The ‘Ornamental Water’ runs for about 1km from roughly north-west to south-east. It consists of an inter-connecting system of channels in the eastern part of Wanstead Park. These encompass a number of islands in the northern section, namely Lincoln Island, Rook Island, The Fortification and Engine House Island. From the Straight Canal the Ornamental Water continues south-east as a single channel.

The northern part of the Ornamental Waters was partly constructed by modifying watercourses which already existed by the early years of the eighteenth century. The western arm appears in large part to follow that of the garden canal depicted on Jan Kip’s view to the east, while the eastern arm is apparently based on the natural course of the River Roding, visible on the same image.
At some point between about 1712 and 1725, the strip of land between the garden canal and the River Roding was broken up into several islands, with the channels between forming a series of vistas. The northern part of the garden canal was filled in. The Ornamental Water is first depicted in broadly its present form on Cradock’s Plan of 1725, which shows the Ornamental Water being fed from the River Roding to the north and terminating with a butt-end to the east of the Square Pond. A weir to discharge the overflow from both the Ornamental Water and the Serpentine Lakes was located nearby. Further elaborations were constructed in the vicinity of the Straight Canal, with an outer canal wrapped round it at a lower level.
By the time of the Searles plan of 1779, there had been significant alterations. The channels of the Ornamental Water had been widened and their outline softened in order to give the lake a more naturalistic appearance. The Straight Canal had been simplified, and the River Roding had been severed from the system and canalised behind it at a lower level (the former weirs having been removed, perhaps to make flooding upstream less likely). The Grotto was built around 1760-4 as a focal point on the western side of the reconfigured lake.

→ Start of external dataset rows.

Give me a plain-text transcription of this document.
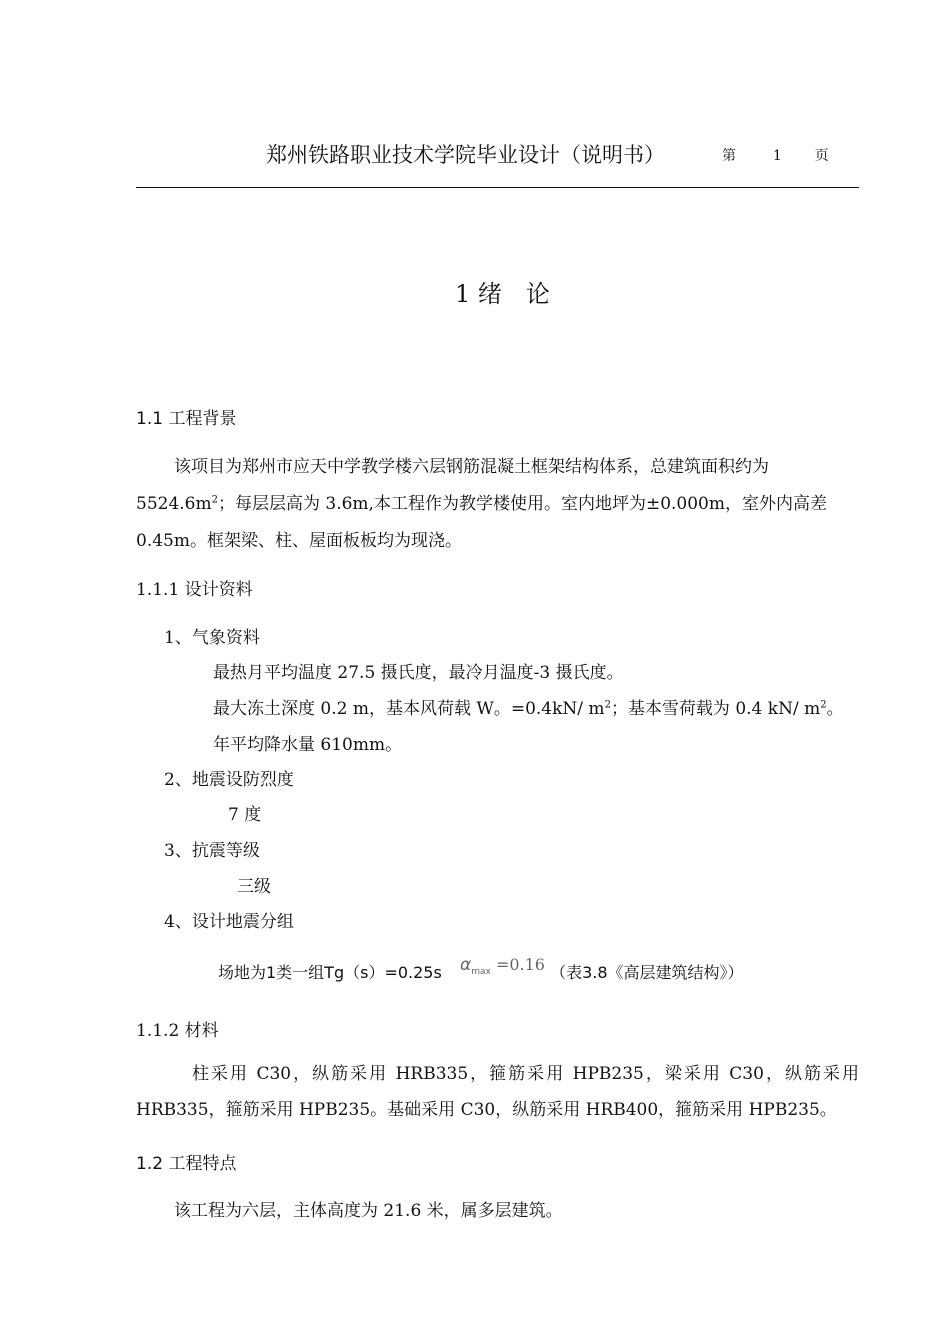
郑州铁路职业技术学院毕业设计（说明书）	第	1 页
1 绪　论
1.1 工程背景
该项目为郑州市应天中学教学楼六层钢筋混凝土框架结构体系，总建筑面积约为
$5524.6m^2$；每层层高为 3.6m,本工程作为教学楼使用。室内地坪为±0.000m，室外内高差
0.45m。框架梁、柱、屋面板板均为现浇。
1.1.1 设计资料
1、气象资料
最热月平均温度 27.5 摄氏度，最冷月温度-3 摄氏度。
最大冻土深度 0.2 m，基本风荷载 W。=0.4kN/ $m^2$；基本雪荷载为 0.4 kN/ $m^2$。
年平均降水量 610mm。
2、地震设防烈度
7 度
3、抗震等级
三级
4、设计地震分组
场地为1类一组Tg（s）=0.25s $\alpha^{max} =0.16$ （表3.8《高层建筑结构》）
1.1.2 材料
柱采用 C30，纵筋采用 HRB335，箍筋采用 HPB235，梁采用 C30，纵筋采用 HRB335，箍筋采用 HPB235。基础采用 C30，纵筋采用 HRB400，箍筋采用 HPB235。
1.2 工程特点
该工程为六层，主体高度为 21.6 米，属多层建筑。
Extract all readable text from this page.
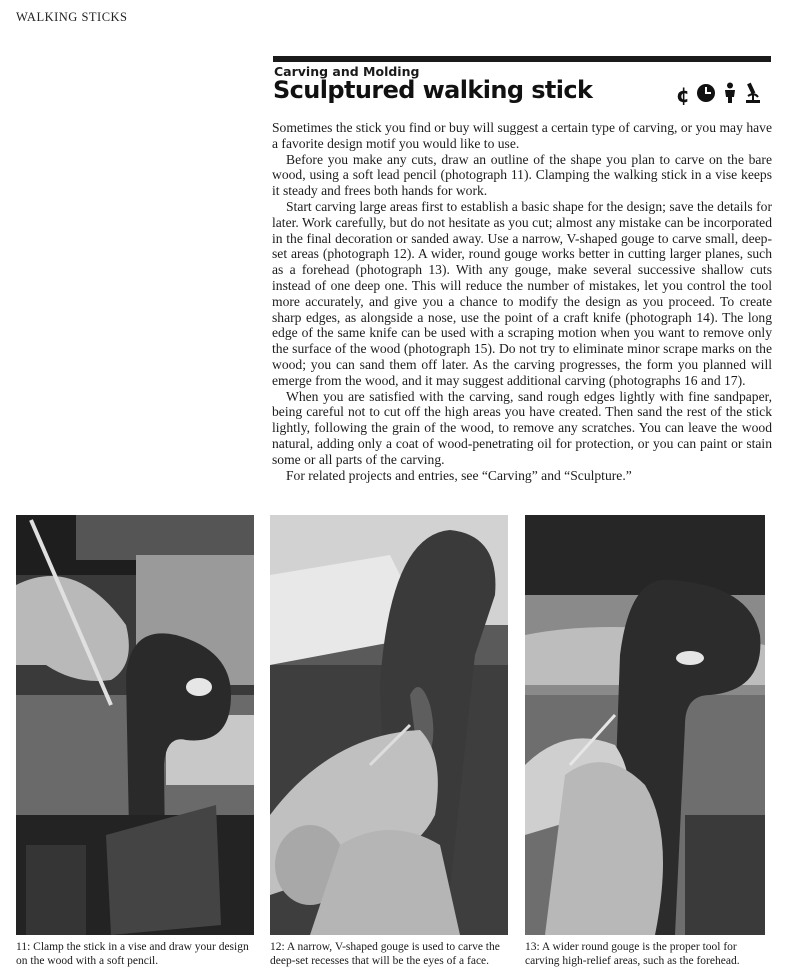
WALKING STICKS
Carving and Molding
Sculptured walking stick	¢

Sometimes the stick you find or buy will suggest a certain type of carving, or you may have a favorite design motif you would like to use.

Before you make any cuts, draw an outline of the shape you plan to carve on the bare wood, using a soft lead pencil (photograph 11). Clamping the walking stick in a vise keeps it steady and frees both hands for work.

Start carving large areas first to establish a basic shape for the design; save the details for later. Work carefully, but do not hesitate as you cut; almost any mistake can be incorporated in the final decoration or sanded away. Use a narrow, V-shaped gouge to carve small, deep-set areas (photograph 12). A wider, round gouge works better in cutting larger planes, such as a forehead (photograph 13). With any gouge, make several successive shallow cuts instead of one deep one. This will reduce the number of mistakes, let you control the tool more accurately, and give you a chance to modify the design as you proceed. To create sharp edges, as alongside a nose, use the point of a craft knife (photograph 14). The long edge of the same knife can be used with a scraping motion when you want to remove only the surface of the wood (photograph 15). Do not try to eliminate minor scrape marks on the wood; you can sand them off later. As the carving progresses, the form you planned will emerge from the wood, and it may suggest additional carving (photographs 16 and 17).

When you are satisfied with the carving, sand rough edges lightly with fine sandpaper, being careful not to cut off the high areas you have created. Then sand the rest of the stick lightly, following the grain of the wood, to remove any scratches. You can leave the wood natural, adding only a coat of wood-penetrating oil for protection, or you can paint or stain some or all parts of the carving.

For related projects and entries, see “Carving” and “Sculpture.”

11: Clamp the stick in a vise and draw your design on the wood with a soft pencil.
12: A narrow, V-shaped gouge is used to carve the deep-set recesses that will be the eyes of a face.
13: A wider round gouge is the proper tool for carving high-relief areas, such as the forehead.
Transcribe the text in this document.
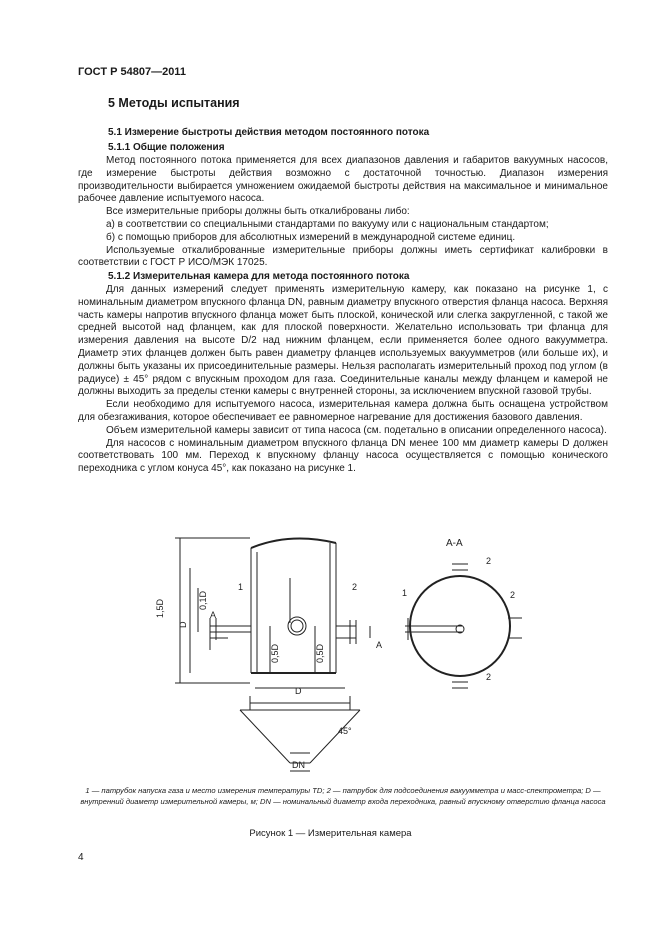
ГОСТ Р 54807—2011
5 Методы испытания
5.1 Измерение быстроты действия методом постоянного потока
5.1.1 Общие положения

Метод постоянного потока применяется для всех диапазонов давления и габаритов вакуумных насосов, где измерение быстроты действия возможно с достаточной точностью. Диапазон измерения производительности выбирается умножением ожидаемой быстроты действия на максимальное и минимальное рабочее давление испытуемого насоса.

Все измерительные приборы должны быть откалиброваны либо:

а) в соответствии со специальными стандартами по вакууму или с национальным стандартом;

б) с помощью приборов для абсолютных измерений в международной системе единиц.

Используемые откалиброванные измерительные приборы должны иметь сертификат калибровки в соответствии с ГОСТ Р ИСО/МЭК 17025.

5.1.2 Измерительная камера для метода постоянного потока

Для данных измерений следует применять измерительную камеру, как показано на рисунке 1, с номинальным диаметром впускного фланца DN, равным диаметру впускного отверстия фланца насоса. Верхняя часть камеры напротив впускного фланца может быть плоской, конической или слегка закругленной, с такой же средней высотой над фланцем, как для плоской поверхности. Желательно использовать три фланца для измерения давления на высоте D/2 над нижним фланцем, если применяется более одного вакуумметра. Диаметр этих фланцев должен быть равен диаметру фланцев используемых вакуумметров (или больше их), и должны быть указаны их присоединительные размеры. Нельзя располагать измерительный проход под углом (в радиусе) ± 45° рядом с впускным проходом для газа. Соединительные каналы между фланцем и камерой не должны выходить за пределы стенки камеры с внутренней стороны, за исключением впускной газовой трубы.

Если необходимо для испытуемого насоса, измерительная камера должна быть оснащена устройством для обезгаживания, которое обеспечивает ее равномерное нагревание для достижения базового давления.

Объем измерительной камеры зависит от типа насоса (см. подетально в описании определенного насоса).

Для насосов с номинальным диаметром впускного фланца DN менее 100 мм диаметр камеры D должен соответствовать 100 мм. Переход к впускному фланцу насоса осуществляется с помощью конического переходника с углом конуса 45°, как показано на рисунке 1.

1,5D
D
0,1D
0,5D	0,5D
1	2
A
A
A-A
1
2
2
2
D
45°
DN
1 — патрубок напуска газа и место измерения температуры TD; 2 — патрубок для подсоединения вакуумметра и масс-спектрометра; D — внутренний диаметр измерительной камеры, м; DN — номинальный диаметр входа переходника, равный впускному отверстию фланца насоса
Рисунок 1 — Измерительная камера
4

There exists a plan from the early nineteenth century showing proposed works on the Ornamental Water. This depicts the western and southern parts of the Ornamental Water and Straight Canal, with numbers from what had clearly been a very comprehensive survey of the depth of water in different positions. The purpose of the plan has been debated, with one suggestion being that a re-lining of the Ornamental Water was intended, and another being that the abandonment and filling in of the more eastern areas was under consideration. Whichever was the case, it is clear that parts of the Ornamental Water were very shallow indeed. In the event, no radical changes were made to the lake at this time, and it was repaired at various times during the nineteenth and twentieth centuries.